Automatically detecting the conflicts between software requirements based on finer semantic analysis
Guo, Weize, Zhang, Li, Lian, Xiaoli
Context: Conflicts between software requirements bring uncertainties to product development. Some great approaches have been proposed to identify these conflicts. However, they usually require the software requirements represented with specific templates and/or depend on other external source which is often uneasy to build for lots of projects in practice. Objective: We aim to propose an approach Finer Semantic Analysis-based Requirements Conflict Detector (FSARC) to automatically detecting the conflicts between the given natural language functional requirements by analyzing their finer semantic compositions.
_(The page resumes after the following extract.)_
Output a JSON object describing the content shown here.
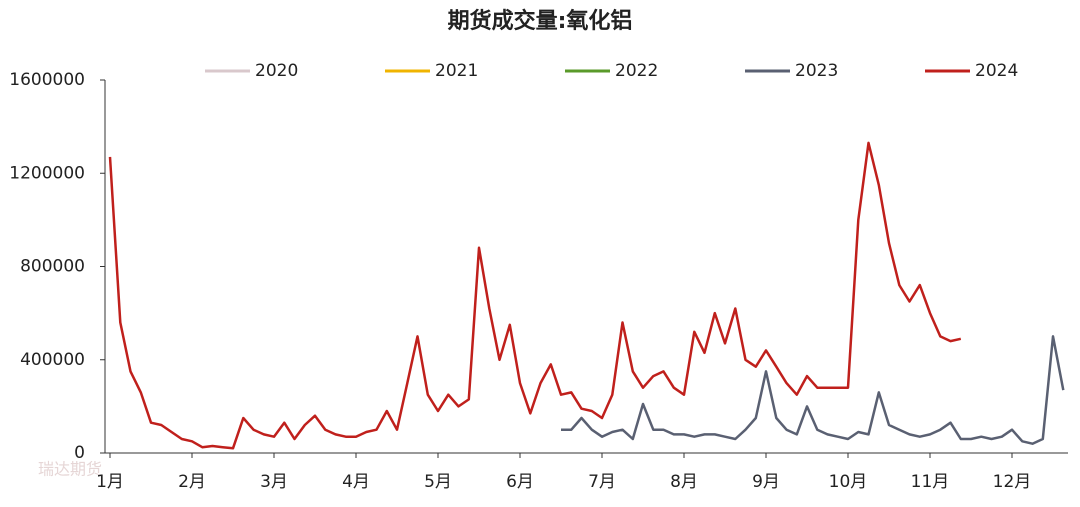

Method: We build a harmonized semantic meta-model of functional requirements with the form of eight-tuple. Then we propose algorithms to automatically analyze the linguistic features of requirements and to annotate the semantic elements for their semantic model construction. And we define seven types of conflicts as long as their heuristic detecting rules on the ground of their text pattern and semantical dependency. Finally, we design and implement the algorithm for conflicts detection. Results: The experiment with four requirement datasets illustrates that the recall of FSARC is nearly 100% and the average precision is 83.88% on conflicts detection. Conclusion: We provide a useful tool for detecting the conflicts between natural language functional requirements to improve the quality of the final requirements set. Besides, our approach is capable of transforming the natural language functional requirements into eight semantic tuples, which is useful not only the detection of the conflicts between requirements but also some other tasks such as constructing the association between requirements and so on.